Everyone had insisted on increasing the percentage of the profits they gave to the Star, and since things were going so well I wanted to give them extra-special somethings for their trouble.

I found some new toys for the others to try out––some the ones that Kieran had tried on me, and others that I’d picked up because they looked fun or intriguing.

I wasn’t sure all of them would make it back, though, especially the ones I wasn’t familiar with yet.

If I had the chance––well, it was better to be sure.

And they would make fine stakes, if I had the opportunity to bring them to the table.

Getting to the last destination on my list took longer than I’d hoped; it was just edging into evening when I arrived where I’d intended to go, after cursing my sense of direction a couple of times, as well as the dense foliage and the parks in the Uppers. I was used to navigating buildings and networks of pipes rather than foliage, but I got there in the end.

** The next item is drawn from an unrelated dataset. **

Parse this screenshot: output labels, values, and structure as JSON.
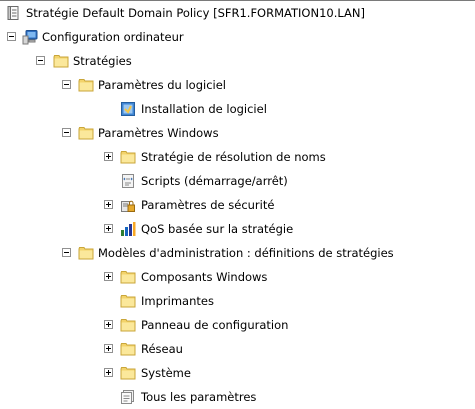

I found the door I wanted, knocked, and argued briefly with the doorman. He looked a bit rough to be a doorman, honestly, but he was perfectly polite, even if I caught him grinning at me out of the corner of my eye a couple of times. He led me into a sitting room and let me wait, trying not to let my anticipation get out of hand.

Kieran took his sweet time showing up, and I was squirming––a little from anticipation, mostly from nerves––when he finally appeared.

He stared from the doorway for a moment then moved to take a seat across from me, all in silence. I waited for him to speak first.

“I didn’t think you’d come back,” he admitted finally.

“Well, I did.” I reached into my purse and pulled out a pack of cards, holding it out to him. “Want to play?”

“Oh, Ani…” he looked me over with smoldering eyes. “Are you sure you want to do this?”

“You say that like you think you’re not going to lose,” I said, smirking. “I’ve been practicing.”

He took the deck, just brushing the tips of my fingers. “Keep this up too long, and I might start to get the impression you’re playing for keeps,” he warned.

“What, aren’t you?” I grinned at him. “A few practice hands, and then we get down to stakes?”

“Sure,” he said easily. His eyes traveled up and down my body like it was already his prize.


If he played his cards right, I just might be.